Nonnio panopolitano, conciosia che si sentisse bulicar in capo un iperbolico cervellonaccio, che nel cavo della luna far potea da capitan Cardone, misurando il proprio suo talento, a che appigliossi? A cantar di Bacco, cioè a dir di un Dio che, quando prende a far le sue prodezze in capo a un uomo, fa un pallon del mondo stesso per trastullarsi. Ma poi che avrá l’uomo conosciuto se medesimo, non è perciò ch’ei facilmente riuscir debba a varie cose proporzionato. La Natura, come sia determinata ad unum, per lo piú non dona all’uomo abilitá per piú di un mestiere, anzi a ben guidarne un solo d’ordinario piú persone fan di bisogno. In ordine allo stesso fine l’uno è provveduto solamente di fecondo ingegno per trovare i mezzi, e l’altro, che d’invenzion mancando, nella scelta è fortunato, [p. 237 modifica] ha però d’uopo poscia di piú attivo, e piú vivace, che metta in opra; ciò accadendo nelle azioni umane, che gli egizi costumavano nel fabricar le statue, mentre ad un artefice del capo, all’altro della mano, del busto all’altro davan cura, commettendo poscia que’ distinti pezzi con aggiustatissima corrispondenza. Fatto sta, che ad esser pari alle faccende, oltre le forze, deesi aver anche riguardo del decoro, conciosia che molte volte sia possente di far l’uomo ciò ch’ei far non deve.

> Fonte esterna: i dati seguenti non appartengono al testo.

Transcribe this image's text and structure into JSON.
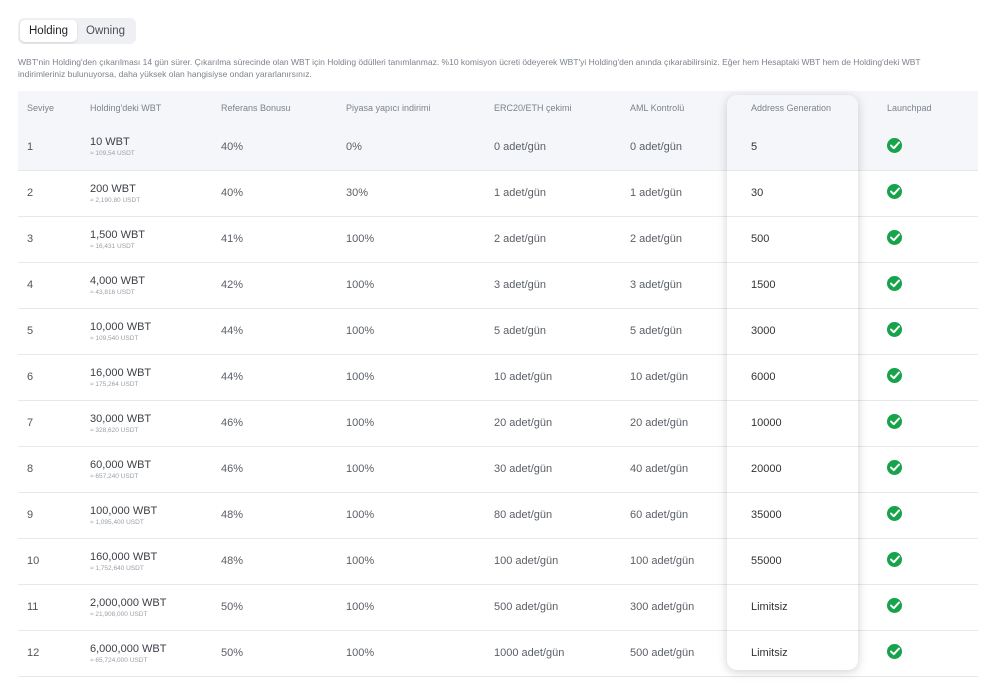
{
  "tabs": [
    {
      "label": "Holding",
      "active": true
    },
    {
      "label": "Owning",
      "active": false
    }
  ],
  "note": "WBT'nin Holding'den çıkarılması 14 gün sürer. Çıkarılma sürecinde olan WBT için Holding ödülleri tanımlanmaz. %10 komisyon ücreti ödeyerek WBT'yi Holding'den anında çıkarabilirsiniz. Eğer hem Hesaptaki WBT hem de Holding'deki WBT indirimleriniz bulunuyorsa, daha yüksek olan hangisiyse ondan yararlanırsınız.",
  "columns": [
    "Seviye",
    "Holding'deki WBT",
    "Referans Bonusu",
    "Piyasa yapıcı indirimi",
    "ERC20/ETH çekimi",
    "AML Kontrolü",
    "Address Generation",
    "Launchpad"
  ],
  "rows": [
    {
      "level": "1",
      "wbt": "10 WBT",
      "usdt": "≈ 109,54 USDT",
      "ref": "40%",
      "mm": "0%",
      "erc": "0 adet/gün",
      "aml": "0 adet/gün",
      "addr": "5"
    },
    {
      "level": "2",
      "wbt": "200 WBT",
      "usdt": "≈ 2,190.80 USDT",
      "ref": "40%",
      "mm": "30%",
      "erc": "1 adet/gün",
      "aml": "1 adet/gün",
      "addr": "30"
    },
    {
      "level": "3",
      "wbt": "1,500 WBT",
      "usdt": "≈ 16,431 USDT",
      "ref": "41%",
      "mm": "100%",
      "erc": "2 adet/gün",
      "aml": "2 adet/gün",
      "addr": "500"
    },
    {
      "level": "4",
      "wbt": "4,000 WBT",
      "usdt": "≈ 43,816 USDT",
      "ref": "42%",
      "mm": "100%",
      "erc": "3 adet/gün",
      "aml": "3 adet/gün",
      "addr": "1500"
    },
    {
      "level": "5",
      "wbt": "10,000 WBT",
      "usdt": "≈ 109,540 USDT",
      "ref": "44%",
      "mm": "100%",
      "erc": "5 adet/gün",
      "aml": "5 adet/gün",
      "addr": "3000"
    },
    {
      "level": "6",
      "wbt": "16,000 WBT",
      "usdt": "≈ 175,264 USDT",
      "ref": "44%",
      "mm": "100%",
      "erc": "10 adet/gün",
      "aml": "10 adet/gün",
      "addr": "6000"
    },
    {
      "level": "7",
      "wbt": "30,000 WBT",
      "usdt": "≈ 328,620 USDT",
      "ref": "46%",
      "mm": "100%",
      "erc": "20 adet/gün",
      "aml": "20 adet/gün",
      "addr": "10000"
    },
    {
      "level": "8",
      "wbt": "60,000 WBT",
      "usdt": "≈ 657,240 USDT",
      "ref": "46%",
      "mm": "100%",
      "erc": "30 adet/gün",
      "aml": "40 adet/gün",
      "addr": "20000"
    },
    {
      "level": "9",
      "wbt": "100,000 WBT",
      "usdt": "≈ 1,095,400 USDT",
      "ref": "48%",
      "mm": "100%",
      "erc": "80 adet/gün",
      "aml": "60 adet/gün",
      "addr": "35000"
    },
    {
      "level": "10",
      "wbt": "160,000 WBT",
      "usdt": "≈ 1,752,640 USDT",
      "ref": "48%",
      "mm": "100%",
      "erc": "100 adet/gün",
      "aml": "100 adet/gün",
      "addr": "55000"
    },
    {
      "level": "11",
      "wbt": "2,000,000 WBT",
      "usdt": "≈ 21,908,000 USDT",
      "ref": "50%",
      "mm": "100%",
      "erc": "500 adet/gün",
      "aml": "300 adet/gün",
      "addr": "Limitsiz"
    },
    {
      "level": "12",
      "wbt": "6,000,000 WBT",
      "usdt": "≈ 65,724,000 USDT",
      "ref": "50%",
      "mm": "100%",
      "erc": "1000 adet/gün",
      "aml": "500 adet/gün",
      "addr": "Limitsiz"
    }
  ],
  "launchpad_icon": "check-circle-icon",
  "colors": {
    "check": "#17a34a",
    "header_bg": "#f4f6f9"
  }
}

Cosí il can magnanimo dal re dell’Albania donato ad Alessandro il grande, come che atto si sentisse troppo bene a vincer gli orsi e i cinghiali, non per tanto disprezzandoli, come alla dignitá del suo coraggio non proporzionati, riserbò solo al lione e al liofante l’arricciar de’ velli, il tonar latrando, lo scagliarsi e azzannare e con lotta vincere. Dono veramente degno di quell’Alessandro, il quale anch’egli solamente quando vide torreggiarsi inanti sopra un elefante il gigantesco e regio Poro, disse: — Tandem par animo meo periculum video. Cum bestiis simiul, et cum egregiis viris res est. — Che direm noi per contrario di quel Domiziano, che non pescator di regni, come Policrate, ma di mosche cacciatore, meritava di esser, qual canina mosca, via cacciato appunto dall’impero, mentre, pur qual mosca, nella tavola del mondo porsi sul boccon piú prezioso, che fu Roma, gli era riuscito? Che direm di quella grinza e iscanfarda e fetida vecchiaccia, contro cui si stomaca il satirico, poich’ella, niun riguardo avendo alle montagne delle spalle e alle concave e arate delle gote, usurpava amoreggiando quel ζοή καί ψυχή, (vita e anima, vuol dire), solo a giovanetti e teneri amator concesso, qualor voglion render le amorose gioie piú spiritose? Che diremo di quel duca mantovano, il quale, intento a misurare i piedi e accordar le voci quando si doveano por le schiere in ordinanza, componea sonetti e gli metteva in musica, nel tempo stesso che i nemici, acciò anche musico pregiato e ottimo poeta in esser povero apparisse, stavangli occupando il Monferrato, e poi, le chiavi dello stato per sé tolte, a lui lasciavan quelle della musica, e le lor vittorie festeggiavan con le leggiadrissime canzoni ch’ei [p. 238 modifica] componeva? Certamente niun di questi è da chiamare eguale a ciò ch’essi faceano, mentre non doveano farlo, benché sapessero.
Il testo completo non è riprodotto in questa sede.